„Zu großen Teilen zufrieden“

Das diesjährige Yunker final4 ist Geschichte. Sportlich sowie organisatorisch hatte es seine Höhen und Tiefen. Das Floorballmagazin unterhielt sich mit Mathias Liebing, Marketing-Chef des Dachverbandes Floorball Deutschland über den Zustand des Events.

Floorballmagazin: Zunächst allgemein – wie ist der Verband mit der Ausrichtung des final4 zufrieden?

Mathias Liebing: Wir sind zu großen Teilen zufrieden. Das erste größere Event in Norddeutschland war ein Erfolg und ein deutlicher Fingerzeig für das kommende Jahr, in dem im Mai die U19-Weltmeisterschaft der Herren in der Hansestadt ansteht. Entsprechend hatten wir viele Sponsoren und Vertreter der Stadt sowie Sportamt vor Ort. Allesamt waren begeistert von dieser Sportart und ihrer professionellen Darbietung.

Man wächst mit seinen Aufgaben. Welche konkreten Schwächen gilt es für den nächsten Jahrgang zu beheben?

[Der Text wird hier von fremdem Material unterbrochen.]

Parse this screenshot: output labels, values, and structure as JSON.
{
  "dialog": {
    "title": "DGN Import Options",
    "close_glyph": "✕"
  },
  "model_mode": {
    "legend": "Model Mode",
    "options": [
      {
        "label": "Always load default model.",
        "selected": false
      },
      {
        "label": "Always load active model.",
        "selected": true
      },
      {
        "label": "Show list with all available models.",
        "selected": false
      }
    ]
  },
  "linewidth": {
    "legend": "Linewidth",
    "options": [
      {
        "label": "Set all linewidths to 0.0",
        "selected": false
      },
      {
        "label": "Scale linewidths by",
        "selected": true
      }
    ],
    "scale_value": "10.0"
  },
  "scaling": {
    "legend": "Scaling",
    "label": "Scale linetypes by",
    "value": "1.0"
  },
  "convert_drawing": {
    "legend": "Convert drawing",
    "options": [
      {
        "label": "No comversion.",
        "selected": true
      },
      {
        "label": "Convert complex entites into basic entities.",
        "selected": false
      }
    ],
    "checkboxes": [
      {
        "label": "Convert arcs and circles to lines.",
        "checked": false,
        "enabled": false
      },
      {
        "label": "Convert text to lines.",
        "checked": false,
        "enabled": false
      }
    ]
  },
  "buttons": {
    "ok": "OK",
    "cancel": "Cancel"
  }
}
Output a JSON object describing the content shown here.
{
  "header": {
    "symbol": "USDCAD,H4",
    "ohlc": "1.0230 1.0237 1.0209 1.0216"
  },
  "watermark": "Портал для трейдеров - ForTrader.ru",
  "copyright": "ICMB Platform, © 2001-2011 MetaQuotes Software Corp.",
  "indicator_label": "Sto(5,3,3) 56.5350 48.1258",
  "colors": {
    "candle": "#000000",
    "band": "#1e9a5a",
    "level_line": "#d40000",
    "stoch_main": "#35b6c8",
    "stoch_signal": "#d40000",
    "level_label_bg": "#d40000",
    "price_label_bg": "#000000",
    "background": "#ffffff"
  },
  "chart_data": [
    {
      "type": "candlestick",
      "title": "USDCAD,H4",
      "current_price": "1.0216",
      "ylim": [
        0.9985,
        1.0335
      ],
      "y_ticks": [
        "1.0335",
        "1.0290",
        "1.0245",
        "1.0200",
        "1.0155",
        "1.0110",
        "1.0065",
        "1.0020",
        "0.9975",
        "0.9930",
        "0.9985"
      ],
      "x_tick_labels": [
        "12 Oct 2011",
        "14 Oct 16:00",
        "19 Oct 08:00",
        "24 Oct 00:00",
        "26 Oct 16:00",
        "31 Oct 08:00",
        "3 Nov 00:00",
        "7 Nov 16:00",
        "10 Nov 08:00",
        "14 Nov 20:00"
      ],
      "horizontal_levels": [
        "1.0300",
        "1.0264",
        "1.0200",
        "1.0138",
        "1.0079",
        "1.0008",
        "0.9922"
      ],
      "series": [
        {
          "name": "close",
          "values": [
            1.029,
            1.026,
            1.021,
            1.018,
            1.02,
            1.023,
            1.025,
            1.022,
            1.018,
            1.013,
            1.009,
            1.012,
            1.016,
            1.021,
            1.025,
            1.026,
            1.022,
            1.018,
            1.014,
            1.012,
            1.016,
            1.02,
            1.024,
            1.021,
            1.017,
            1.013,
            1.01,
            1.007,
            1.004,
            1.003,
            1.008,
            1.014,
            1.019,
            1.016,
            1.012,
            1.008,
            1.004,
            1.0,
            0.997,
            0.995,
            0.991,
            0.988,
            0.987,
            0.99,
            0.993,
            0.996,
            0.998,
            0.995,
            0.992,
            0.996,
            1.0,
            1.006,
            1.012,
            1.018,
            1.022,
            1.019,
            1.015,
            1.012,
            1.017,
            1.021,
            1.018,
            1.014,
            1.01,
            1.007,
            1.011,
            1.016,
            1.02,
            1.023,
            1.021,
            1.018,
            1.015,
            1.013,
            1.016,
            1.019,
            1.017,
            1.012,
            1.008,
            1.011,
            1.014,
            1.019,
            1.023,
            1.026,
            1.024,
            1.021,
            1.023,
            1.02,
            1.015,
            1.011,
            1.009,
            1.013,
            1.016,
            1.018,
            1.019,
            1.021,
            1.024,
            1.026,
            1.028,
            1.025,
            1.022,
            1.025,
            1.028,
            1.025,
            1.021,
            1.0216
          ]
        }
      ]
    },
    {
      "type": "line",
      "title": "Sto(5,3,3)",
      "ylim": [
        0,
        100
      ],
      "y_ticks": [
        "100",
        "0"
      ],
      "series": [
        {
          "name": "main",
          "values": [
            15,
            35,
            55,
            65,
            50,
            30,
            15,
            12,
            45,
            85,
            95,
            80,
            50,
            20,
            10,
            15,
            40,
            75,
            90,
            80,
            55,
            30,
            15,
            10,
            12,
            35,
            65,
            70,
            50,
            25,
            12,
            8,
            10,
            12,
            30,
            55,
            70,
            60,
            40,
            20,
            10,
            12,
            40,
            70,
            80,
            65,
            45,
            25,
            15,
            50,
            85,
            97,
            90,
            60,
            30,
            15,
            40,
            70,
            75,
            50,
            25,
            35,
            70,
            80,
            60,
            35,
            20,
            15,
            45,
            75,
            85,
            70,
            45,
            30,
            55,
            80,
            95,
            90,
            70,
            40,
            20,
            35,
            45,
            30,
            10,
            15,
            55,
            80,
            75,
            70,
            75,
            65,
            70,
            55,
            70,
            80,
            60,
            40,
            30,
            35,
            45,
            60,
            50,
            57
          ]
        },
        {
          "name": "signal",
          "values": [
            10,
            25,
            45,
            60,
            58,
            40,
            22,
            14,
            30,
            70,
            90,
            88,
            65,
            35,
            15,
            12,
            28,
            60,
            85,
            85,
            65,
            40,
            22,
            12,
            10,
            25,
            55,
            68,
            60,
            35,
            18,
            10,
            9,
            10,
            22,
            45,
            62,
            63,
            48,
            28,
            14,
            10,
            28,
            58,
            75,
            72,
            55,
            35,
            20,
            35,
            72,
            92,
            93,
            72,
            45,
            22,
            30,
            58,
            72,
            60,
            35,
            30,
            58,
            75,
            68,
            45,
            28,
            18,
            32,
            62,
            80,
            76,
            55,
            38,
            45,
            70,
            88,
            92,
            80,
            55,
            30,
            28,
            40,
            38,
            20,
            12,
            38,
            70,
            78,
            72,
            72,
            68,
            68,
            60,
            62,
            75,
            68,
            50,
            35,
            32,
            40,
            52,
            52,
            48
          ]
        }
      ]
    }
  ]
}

Die Sporthalle Hamburg, eine der größten Arenen in Hamburg, wird viele Schwierigkeiten lösen, die wir in der Wandsbeker Halle etwa mit den schlechten Luftverhältnissen und den geringen Nebenflächen hatten. Zudem wird uns A&O Hostels ein großes Kontingent an Übernachtungen zur Verfügung stellen können, so dass anreisende Zuschauergruppen nicht das Preis- und Kapazitätsproblem wie am vergangenen Wochenende haben. Die ersten Angebote sind dazu sogar schon veröffentlicht, die einen Vorgeschmack auf das große Rahmenprogramm mit Turnieren, Workshops und Fortbildungen liefern.

Wenn man auf die zwei Events in Leipzig zurückblickt, 2009 und 2010, lassen sich bei Themen wie Zuschauerresonanz oder Teilnahme von Teams am Talente- oder Partyturnier, wirkliche Fortschritte nicht feststellen. Ist dies regionalbedingt oder gilt es hier an entsprechenden Stellen, das Konzept anzupassen?

Mal langsam, wir reden vom ersten größeren Event, welches in Norddeutschland stattgefunden hat. Insofern sind die Zuschauerzahlen und die Teilnehmerquote vollkommen in Ordnung, wenn auch nicht sensationell. Übrigens wäre es bei der erlebten Nachfrage kein Problem gewesen, weit über 30 Teams für die final4nacht zu gewinnen. Allerdings haben wir das Teilnehmerfeld auf 20 beschränkt, um lange Pausen im Turnier zu vermeiden. Dies war 2010 ein großer Kritikpunkt. Wünschen würde ich mir, dass die Pokalteams noch stärker das Yunker final4 als Bühne nutzen – also die Damen, die zweite Mannschaft, das Hobby-Team und Nachwuchsauswahlen mitbringen, um damit das Pokalerlebnis zu feiern und damit das Event auch in eine unvergleichliche Atmosphäre zu tauchen. Denn am Ende kommt so viel raus, wie jeder bereit ist, hineinzustecken.

Wie fiel die Wahl auf Chemnitz für 2013 und könnte der Termin Anfang März auch länger erhalten bleiben?

Die Floor Fighters Chemnitz haben sich vor einigen Monaten auf unsere generelle Ausrichter-Ausschreibung gemeldet. Nach der Durchführung der U19-WM 2011 in Weißenfels, dem final4 2011 in Ingolstadt, der WM-Quali 2012 in Münster und mit Blick auf die U19 WM 2013 in Hamburg ist nun der Osten wieder an der Reihe. In Chemnitz dürfen wir uns alle auf ein Top-Event freuen. Was den Termin im Frühjahr angeht, werden wir die Resonanz abwarten. Möglich, dass sich ein früherer Zeitpunkt aufdrängt. In dieser Saison waren wir mit dem Event spät dran.